Milli Mücadele dönemi
Belki de asıl şaşırtıcı olan nokta; Tevfik Paşa’nın cumhuriyet döneminde 1936 yılındaki ölümüne kadar olağan hayatına devam edebilmesiydi. Bunu özellikle şunun için yazdım: Bazen Millî Mücadele’nin İstanbul ile Ankara arasında bir iç savaş şeklinde gerçekleştiğini düşünenler oluyor. Fakat Damat Ferit Paşa’nın kurduğu hükûmetler dışında aslında Millî Mücadele döneminde Ankara ile İstanbul hükûmetleri arasında düşmanlıktan çok yakınlık vardı. Özellikle Tevfik Paşa’nın hükûmetleri döneminde bu böyle idi. Nitekim, Tevfik Paşa 1936 yılında 90 yaşını geride bırakırken öldüğünde kendisine cumhuriyet hükûmeti resmî tören düzenledi. Şefik Okday, “Büyükbabam Son Sadrazam Ahmet Tevfik Paşa” kitabında şöyle yazıyor: “Cenazesi de sâde geçmiş; bir kıt’a TC askeri ve bir polis müfrezesi, eski hükûmet ricâli ve aile dostları cenazeyi takip etmişlerdi.
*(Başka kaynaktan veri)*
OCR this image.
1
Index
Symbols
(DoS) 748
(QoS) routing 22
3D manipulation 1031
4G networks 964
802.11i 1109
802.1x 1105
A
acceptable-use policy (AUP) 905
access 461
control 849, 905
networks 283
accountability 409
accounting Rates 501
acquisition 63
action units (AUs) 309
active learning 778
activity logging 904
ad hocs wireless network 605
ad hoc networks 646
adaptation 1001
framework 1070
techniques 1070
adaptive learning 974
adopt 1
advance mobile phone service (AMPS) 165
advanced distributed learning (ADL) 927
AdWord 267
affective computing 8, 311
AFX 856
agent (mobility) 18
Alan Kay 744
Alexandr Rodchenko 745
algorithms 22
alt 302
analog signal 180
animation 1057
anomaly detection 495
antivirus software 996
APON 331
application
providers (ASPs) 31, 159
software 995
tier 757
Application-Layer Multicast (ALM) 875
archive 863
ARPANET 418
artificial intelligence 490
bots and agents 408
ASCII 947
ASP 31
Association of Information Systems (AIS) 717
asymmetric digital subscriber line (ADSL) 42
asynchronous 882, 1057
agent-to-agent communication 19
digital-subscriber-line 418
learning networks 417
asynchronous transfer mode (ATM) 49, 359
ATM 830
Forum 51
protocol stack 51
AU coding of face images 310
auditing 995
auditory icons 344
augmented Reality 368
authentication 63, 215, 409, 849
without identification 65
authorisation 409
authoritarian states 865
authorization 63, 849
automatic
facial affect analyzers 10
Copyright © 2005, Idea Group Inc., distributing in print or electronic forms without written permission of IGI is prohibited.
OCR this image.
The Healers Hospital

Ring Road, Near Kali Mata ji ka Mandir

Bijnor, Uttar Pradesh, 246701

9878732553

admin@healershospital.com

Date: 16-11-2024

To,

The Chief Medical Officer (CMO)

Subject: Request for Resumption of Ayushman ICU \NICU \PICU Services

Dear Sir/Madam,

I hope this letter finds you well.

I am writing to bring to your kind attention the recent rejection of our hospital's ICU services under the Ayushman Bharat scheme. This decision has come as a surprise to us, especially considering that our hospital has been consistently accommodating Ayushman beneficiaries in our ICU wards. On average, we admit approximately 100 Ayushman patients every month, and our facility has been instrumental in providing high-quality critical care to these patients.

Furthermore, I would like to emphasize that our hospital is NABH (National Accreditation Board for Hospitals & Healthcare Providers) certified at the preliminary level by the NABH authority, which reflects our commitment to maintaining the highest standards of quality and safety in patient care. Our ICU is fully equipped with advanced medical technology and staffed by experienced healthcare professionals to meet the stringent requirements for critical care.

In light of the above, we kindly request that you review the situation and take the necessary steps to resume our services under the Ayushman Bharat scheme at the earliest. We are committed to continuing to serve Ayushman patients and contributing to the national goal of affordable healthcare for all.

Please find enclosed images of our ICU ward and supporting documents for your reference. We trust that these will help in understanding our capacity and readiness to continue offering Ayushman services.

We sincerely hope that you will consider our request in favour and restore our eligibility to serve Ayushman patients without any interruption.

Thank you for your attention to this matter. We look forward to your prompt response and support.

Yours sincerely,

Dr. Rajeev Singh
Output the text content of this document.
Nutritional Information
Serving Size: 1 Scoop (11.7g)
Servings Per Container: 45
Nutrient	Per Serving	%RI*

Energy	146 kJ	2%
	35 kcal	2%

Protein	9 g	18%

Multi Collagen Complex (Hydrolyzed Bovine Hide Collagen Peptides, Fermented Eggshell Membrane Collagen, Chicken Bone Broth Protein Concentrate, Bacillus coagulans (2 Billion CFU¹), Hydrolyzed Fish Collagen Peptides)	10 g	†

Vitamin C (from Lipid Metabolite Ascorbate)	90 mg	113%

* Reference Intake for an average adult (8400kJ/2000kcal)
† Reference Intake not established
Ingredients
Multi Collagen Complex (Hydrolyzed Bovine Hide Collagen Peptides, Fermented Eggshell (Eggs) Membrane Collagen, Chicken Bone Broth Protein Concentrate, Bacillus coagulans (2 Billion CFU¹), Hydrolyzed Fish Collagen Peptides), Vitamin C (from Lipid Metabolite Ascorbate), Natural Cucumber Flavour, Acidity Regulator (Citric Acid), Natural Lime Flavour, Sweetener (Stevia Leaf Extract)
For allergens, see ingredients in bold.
Nâşı Ortaköy’deki Yahya Efendi dergâhına gömülmüştü. Sonraları babam Edirnekapı şehitliğinde bir aile mezarlığı hazırlayarak, nakli kubur yaptırdı. Artık Tevfik Paşa’nın kemikleri şehitlikte yatmaktadır.”
Devlet aynı kaldı
Eğer bir iç savaş söz konusu olsaydı; zaten son Osmanlı Sadrazamı’nın hayatının geri kalan kısmını sükûnet içinde, sonradan meşhur Park Otel olacak olan Gümüşsuyu’nda bulunan köşkünde geçirebilmesi mümkün olamazdı. İç savaşların tarihini birazcık bilenler bile, mücadeleyi kaybedenlerin genellikle hayatlarını da kaybettiklerini ya da hayatlarının geride kalanını sürgünde geçirmek zorunda kaldıklarını da bilirler. Osmanlı devleti sona ererken, devletin en üst düzeydeki pek çok görevlisi cumhuriyet döneminde de hayatlarına devam edebildiler. Rejim değişmiş olabilirdi, ama devlet aynı kalmıştı.